Lorsque le printemps est arrivé cette année, et le réservoir sur Sattui's vignoble était vide, son collègue Tom Davies, président de V. Sattui Winery, a élaboré un plan de sauvegarde. Davies a trouvé Joe Brown.

Huit fois par jour, Brown arrive sur un quai de chargement du service d'assainissement de la ville de Napa, remplit un camion-citerne de 3 500 gallons d'eaux usées traitées et parcourt 16 km jusqu'au vignoble, puis fait demi-tour et recommence.

< p>L'eau, qui provient des toilettes et des égouts domestiques et est tamisée, filtrée et désinfectée, est une aubaine à 6,76 $ le camion.
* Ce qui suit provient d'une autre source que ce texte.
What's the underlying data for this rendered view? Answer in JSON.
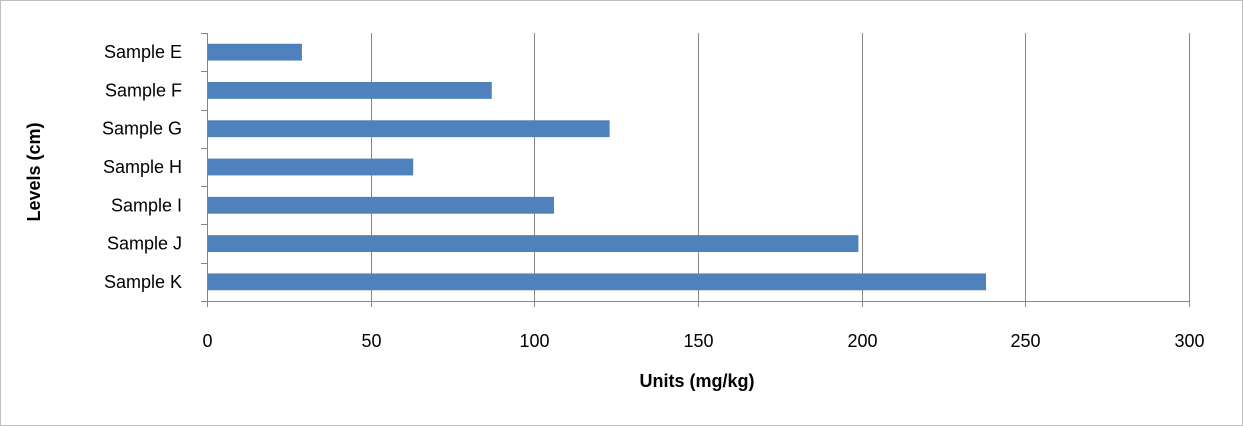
{
  "chart_data": {
    "type": "bar",
    "orientation": "horizontal",
    "categories": [
      "Sample E",
      "Sample F",
      "Sample G",
      "Sample H",
      "Sample I",
      "Sample J",
      "Sample K"
    ],
    "values": [
      29,
      87,
      123,
      63,
      106,
      199,
      238
    ],
    "title": "",
    "xlabel": "Units (mg/kg)",
    "ylabel": "Levels (cm)",
    "xlim": [
      0,
      300
    ],
    "xticks": [
      "0",
      "50",
      "100",
      "150",
      "200",
      "250",
      "300"
    ],
    "grid": true,
    "legend": "none",
    "bar_color": "#4f81bd"
  }
}
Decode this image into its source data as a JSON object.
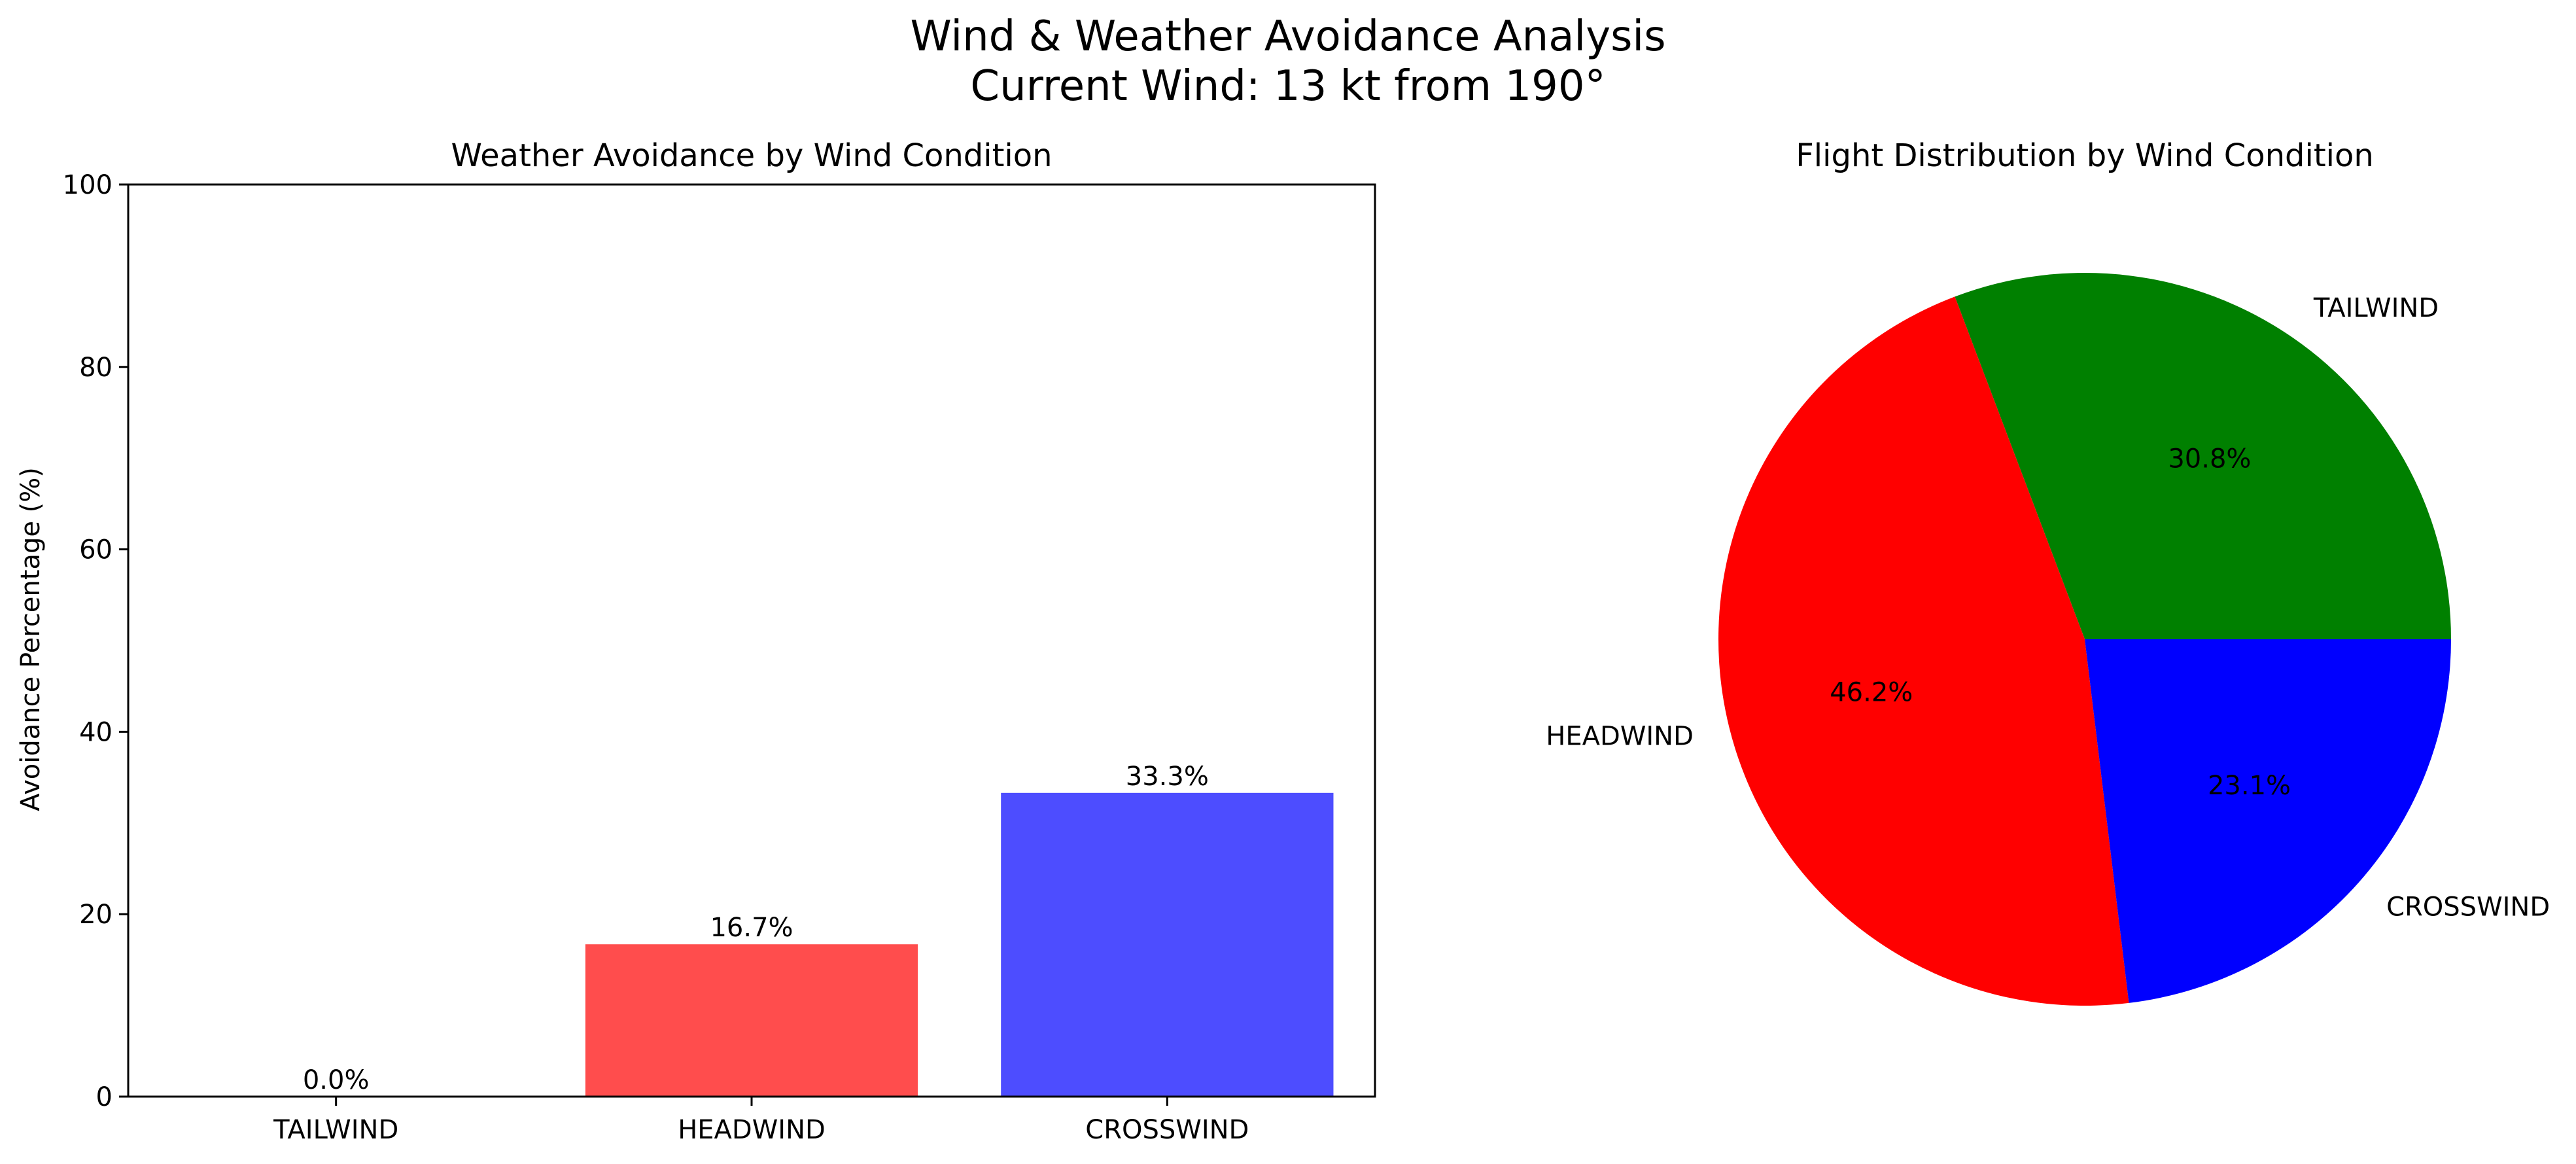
{
  "figure": {
    "title_line1": "Wind & Weather Avoidance Analysis",
    "title_line2": "Current Wind: 13 kt from 190°"
  },
  "chart_data": [
    {
      "type": "bar",
      "title": "Weather Avoidance by Wind Condition",
      "xlabel": "",
      "ylabel": "Avoidance Percentage (%)",
      "categories": [
        "TAILWIND",
        "HEADWIND",
        "CROSSWIND"
      ],
      "values": [
        0.0,
        16.7,
        33.3
      ],
      "value_labels": [
        "0.0%",
        "16.7%",
        "33.3%"
      ],
      "colors": [
        "#00b000",
        "#ff4d4d",
        "#4d4dff"
      ],
      "ylim": [
        0,
        100
      ],
      "yticks": [
        0,
        20,
        40,
        60,
        80,
        100
      ],
      "grid": false
    },
    {
      "type": "pie",
      "title": "Flight Distribution by Wind Condition",
      "labels": [
        "TAILWIND",
        "HEADWIND",
        "CROSSWIND"
      ],
      "values": [
        30.8,
        46.2,
        23.1
      ],
      "pct_labels": [
        "30.8%",
        "46.2%",
        "23.1%"
      ],
      "colors": [
        "#008000",
        "#ff0000",
        "#0000ff"
      ]
    }
  ]
}
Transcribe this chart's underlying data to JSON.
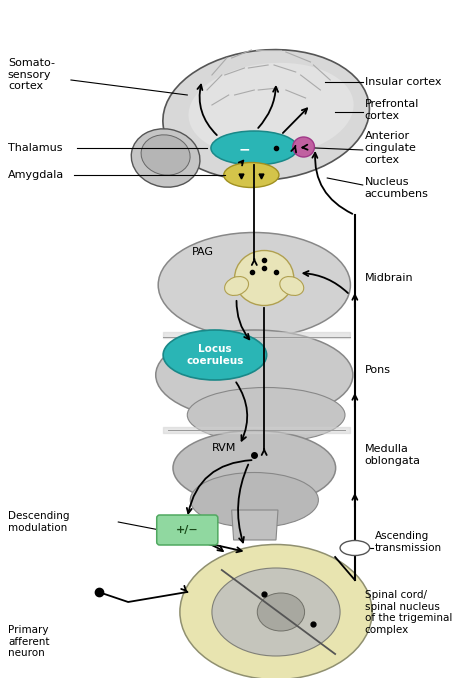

Le problème est le transport : chaque chargement coûte à Davies environ 140 $, ce qui, selon lui, ajoutera 60 000 $ ou plus au coût d'exploitation du vignoble cette saison.

Et cela en supposant que les responsables de Napa continuent de vendre des eaux usées, qui pourraient en théorie être rendues potables. À mesure que la sécheresse s'aggrave, la ville peut décider que ses habitants en ont davantage besoin. « Nous sommes inquiets qu'à un moment donné, l'assainissement de Napa dise : « Plus d'eau », & 8217 ; » a déclaré Davies.